Invariant point processes, fair allocations, random-turn games and applications

不变点过程、公平分配、随机回合博弈及应用

• 批准号: 0605166
• 负责人: Yuval Peres
• 金额: $ 33万
• 依托单位: University of California-Berkeley
• 依托单位国家: 美国
• 项目类别: Continuing Grant
• 财政年份: 2006
• 资助国家: 美国
• 起止时间: 2006-06-01 至 2009-05-31
• 项目状态: 已结题
• 来源: https://www.nsf.gov/awardsearch/showAward?AWD_ID=0605166&HistoricalAwards=false
• 关键词: Invariant; point; processes; fair; allocations

This proposal describes problems in several areas of probability,involving stochastic geometry, Markov chains, and stochastic games.Determinantal point processes arise naturally in several settings,including eigenvalues of random matrices. One goal of the proposal isto develop robust methods to recognize determinantal processes that donot require calculating correlation functions of all orders. Twomethods of allocating equal volumes to the points of a point process,one based on the Gale-Shapley stable matching algorithm, the other ongravitational potentials, will be compared. In the area of Markovchain mixing, the ``cutoff phenomenon'' where distance to stationaritydecreases rapidly from near 1 to near zero is believed to hold in mostnatural chains but is established for very few. A robust and easilycheckable possible criterion for cutoff will be investigated.Recently, the classical connection between random walks and harmonicfunctions has been extended to nonlinear potential theory using ideasfrom game theory and optimal control.
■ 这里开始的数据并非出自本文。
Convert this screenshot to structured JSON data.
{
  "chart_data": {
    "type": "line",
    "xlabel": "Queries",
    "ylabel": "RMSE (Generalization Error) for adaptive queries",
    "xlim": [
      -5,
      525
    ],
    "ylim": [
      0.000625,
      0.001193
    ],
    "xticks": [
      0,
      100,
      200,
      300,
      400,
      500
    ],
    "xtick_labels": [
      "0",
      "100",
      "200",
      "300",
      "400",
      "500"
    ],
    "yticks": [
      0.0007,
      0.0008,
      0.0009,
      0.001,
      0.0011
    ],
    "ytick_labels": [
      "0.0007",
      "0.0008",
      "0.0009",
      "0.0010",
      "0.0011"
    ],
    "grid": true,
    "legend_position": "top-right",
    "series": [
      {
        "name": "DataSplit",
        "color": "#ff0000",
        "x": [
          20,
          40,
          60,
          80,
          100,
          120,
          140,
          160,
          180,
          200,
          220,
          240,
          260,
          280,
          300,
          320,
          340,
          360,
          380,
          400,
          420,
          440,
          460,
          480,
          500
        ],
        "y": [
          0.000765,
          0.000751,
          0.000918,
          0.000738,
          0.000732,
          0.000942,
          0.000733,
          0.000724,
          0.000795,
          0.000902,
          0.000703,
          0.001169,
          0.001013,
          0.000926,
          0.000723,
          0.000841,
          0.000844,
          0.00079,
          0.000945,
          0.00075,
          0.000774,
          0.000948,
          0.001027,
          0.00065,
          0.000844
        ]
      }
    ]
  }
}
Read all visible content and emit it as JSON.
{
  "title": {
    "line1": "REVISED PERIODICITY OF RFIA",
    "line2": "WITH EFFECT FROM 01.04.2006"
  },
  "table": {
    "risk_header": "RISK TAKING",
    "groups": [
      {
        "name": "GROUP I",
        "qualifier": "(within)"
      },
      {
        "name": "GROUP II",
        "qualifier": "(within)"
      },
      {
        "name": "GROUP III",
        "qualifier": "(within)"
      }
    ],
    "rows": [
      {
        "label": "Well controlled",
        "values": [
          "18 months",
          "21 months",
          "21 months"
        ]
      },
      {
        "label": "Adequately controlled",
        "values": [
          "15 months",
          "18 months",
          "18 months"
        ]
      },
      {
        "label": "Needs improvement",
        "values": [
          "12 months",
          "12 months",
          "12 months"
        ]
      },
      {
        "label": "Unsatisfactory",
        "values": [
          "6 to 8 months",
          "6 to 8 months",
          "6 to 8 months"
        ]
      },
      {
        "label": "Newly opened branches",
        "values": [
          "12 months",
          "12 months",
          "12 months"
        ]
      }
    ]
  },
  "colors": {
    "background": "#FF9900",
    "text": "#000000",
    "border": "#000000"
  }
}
A major aim of the proposal is todevelop and study stochastic games whose value functions, in thescaling limit, solve other important PDE.Random scatters (Point processes) that exhibit clumping have effectivemodels in statistics, but random scatters that exhibit repulsion areless well understood. The proposed project aims to develop a betterunderstanding of such processes which should enable wider use for themin statistical modeling. Given a random scatter, different algorithmsfor allocating equal areas to the points of the scatter will beinvestigated. Markov chains are a widely used tool in simulation andrandomized algorithms. Basic features of convergence to equilibriumin these chains will be studied. These should have an impact on theanalysis of algorithms. The project has a substantial educationalcomponent, in mentoring of graduate students and preparation ofeducational materials at the undergraduate level on Markov chains andgame theory.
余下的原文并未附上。